Caio Mendes afirmou que não apoia nenhum dos candidatos a prefeito em Vilhena / Foto: Extra de Rondônia

Filiado ao PSD, o enfermeiro e técnico em necropsia, Caio Mendes da Silva, popular “Caio Enfermeiro”, está concorrendo a uma cadeira na Câmara Municipal de Vilhena.

Em visita ao Extra de Rondônia nesta semana, o candidato falou sobre a situação da saúde municipal e as áreas que pretende atuar.

O enfermeiro narra que, mesmo sabendo que o meio político é “sujo” e “ingrato”, atendeu ao pedido de amigos e decidiu colocar seu nome à apreciação do eleitorado. Com o lema “Fé, respeito e trabalho”, o candidato afirma que pretende atingir as áreas de segurança, educação e saúde.

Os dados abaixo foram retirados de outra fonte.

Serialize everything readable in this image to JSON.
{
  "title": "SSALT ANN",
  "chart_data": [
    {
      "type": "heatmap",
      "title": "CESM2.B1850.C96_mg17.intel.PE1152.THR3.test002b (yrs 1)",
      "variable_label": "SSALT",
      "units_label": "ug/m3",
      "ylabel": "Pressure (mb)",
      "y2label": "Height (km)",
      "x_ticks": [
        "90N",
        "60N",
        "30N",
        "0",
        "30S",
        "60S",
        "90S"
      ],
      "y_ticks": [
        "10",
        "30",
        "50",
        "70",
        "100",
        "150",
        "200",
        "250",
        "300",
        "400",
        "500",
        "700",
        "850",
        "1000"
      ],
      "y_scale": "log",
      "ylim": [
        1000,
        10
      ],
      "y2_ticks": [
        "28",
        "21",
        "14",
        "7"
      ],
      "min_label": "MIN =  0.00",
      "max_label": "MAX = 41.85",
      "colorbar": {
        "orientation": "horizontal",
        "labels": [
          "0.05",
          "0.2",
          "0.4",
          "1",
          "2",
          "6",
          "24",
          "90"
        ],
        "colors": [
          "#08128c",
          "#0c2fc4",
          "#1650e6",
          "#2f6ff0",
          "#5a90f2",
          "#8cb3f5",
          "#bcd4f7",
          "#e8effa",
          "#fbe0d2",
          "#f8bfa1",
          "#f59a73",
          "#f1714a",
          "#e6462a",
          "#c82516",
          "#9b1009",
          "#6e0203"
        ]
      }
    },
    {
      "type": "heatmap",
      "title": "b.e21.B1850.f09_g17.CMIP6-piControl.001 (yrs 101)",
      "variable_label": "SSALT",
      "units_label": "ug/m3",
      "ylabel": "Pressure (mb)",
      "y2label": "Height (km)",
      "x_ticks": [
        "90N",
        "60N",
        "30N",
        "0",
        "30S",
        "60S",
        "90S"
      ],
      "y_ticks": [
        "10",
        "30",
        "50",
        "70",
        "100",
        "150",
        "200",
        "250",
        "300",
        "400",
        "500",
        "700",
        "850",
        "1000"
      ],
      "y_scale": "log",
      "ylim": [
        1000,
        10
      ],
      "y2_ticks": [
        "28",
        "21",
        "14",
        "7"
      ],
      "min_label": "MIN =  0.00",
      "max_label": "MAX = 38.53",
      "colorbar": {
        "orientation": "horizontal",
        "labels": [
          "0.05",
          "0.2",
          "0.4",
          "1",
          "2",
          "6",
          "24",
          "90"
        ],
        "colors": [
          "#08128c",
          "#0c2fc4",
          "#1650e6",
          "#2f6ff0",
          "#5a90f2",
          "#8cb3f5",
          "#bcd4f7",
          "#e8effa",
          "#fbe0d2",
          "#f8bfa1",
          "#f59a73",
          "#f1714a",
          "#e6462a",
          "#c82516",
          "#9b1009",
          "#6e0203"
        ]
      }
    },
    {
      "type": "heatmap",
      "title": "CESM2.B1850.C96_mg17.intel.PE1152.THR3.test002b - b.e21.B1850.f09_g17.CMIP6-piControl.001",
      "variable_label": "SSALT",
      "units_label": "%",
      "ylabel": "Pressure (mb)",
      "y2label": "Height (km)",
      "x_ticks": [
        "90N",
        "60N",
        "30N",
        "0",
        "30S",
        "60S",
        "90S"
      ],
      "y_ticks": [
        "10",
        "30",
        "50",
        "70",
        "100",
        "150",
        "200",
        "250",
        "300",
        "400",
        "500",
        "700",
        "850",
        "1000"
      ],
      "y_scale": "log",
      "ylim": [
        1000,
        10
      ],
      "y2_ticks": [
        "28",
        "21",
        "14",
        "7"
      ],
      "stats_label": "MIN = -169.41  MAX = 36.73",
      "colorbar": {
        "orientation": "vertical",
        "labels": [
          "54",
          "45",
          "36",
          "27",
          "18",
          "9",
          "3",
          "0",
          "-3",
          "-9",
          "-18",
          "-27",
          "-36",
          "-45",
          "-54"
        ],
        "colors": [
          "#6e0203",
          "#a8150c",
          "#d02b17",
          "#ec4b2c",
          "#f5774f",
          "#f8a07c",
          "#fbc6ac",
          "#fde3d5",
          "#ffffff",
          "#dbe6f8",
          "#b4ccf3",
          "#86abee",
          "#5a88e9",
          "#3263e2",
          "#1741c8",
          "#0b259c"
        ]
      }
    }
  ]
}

Acumulando muitas experiências na vida pública, Caio já atuou como gerente de enfermagem no Hospital João Paulo II em Porto Velho; no presidio Urso Branco, também da Capital; foi enfermeiro no Programa das Nações Unidas para o Desenvolvimento (Pnud) com povo indígena e gerente dos hospitais Santa Helena, Padrão e Regional em Vilhena

SAÚDE DE VILHENA

Para Caio, o setor de saúde pública está desacreditado em virtude da falta de reais investimentos das gestões municipais.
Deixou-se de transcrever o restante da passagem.